Jak wygląda wizyta duszpasterska na …
29 stycznia 2016
fot. PJB
Krzyż, dwie świece, Pismo Święte, biały obrus, woda święcona to nieodzowne elementy wizyty duszpasterskiej w polskich domach.
Jak wygląda tzw. kolęda na Czarnym Kontynencie? Czy wierni przyjmują księży misjonarzy? I czy przygotowują się do tego spotkania w jakiś szczególny sposób?
Ksiądz Paweł Rawski – marianin, który przebywa w Kamerunie od 8 lat w Ngoya (czyt. N-goja) niedaleko stolicy opowiada jak wygląda kolęda wśród Pigmejów.
– Kiedy przebywałem w Atoku jako proboszcz robiłem kolędy w buszu. Rozpoczynałem wizytę duszpasterską już we wrześniu wspomina ks.

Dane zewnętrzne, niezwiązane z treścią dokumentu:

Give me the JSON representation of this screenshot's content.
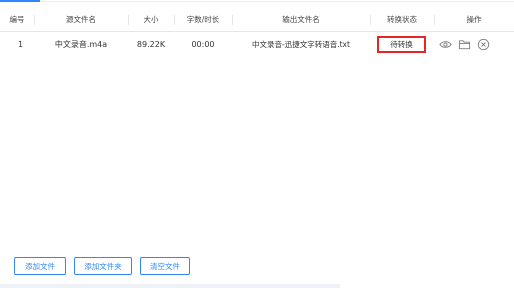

Paweł.
– Wierni byli uprzedzeni o wizycie przez katechistę, wiec czekali na swojego duszpasterza. Zazwyczaj było to proste spotkanie rozpoczynające się modlitwą, wspomina misjonarz.
To ważne zwłaszcza, kiedy w Kamerunie jest społeczne przyzwolenie na poligamię, dodaje.
Nie ma zwyczaju dawania tzw. kopert.
Zgodnie z tradycją wizyta duszpasterska w Polsce trwa do 2 lutego. W Kamerunie ksiądz spotyka się z wiernymi zazwyczaj w porze suchej.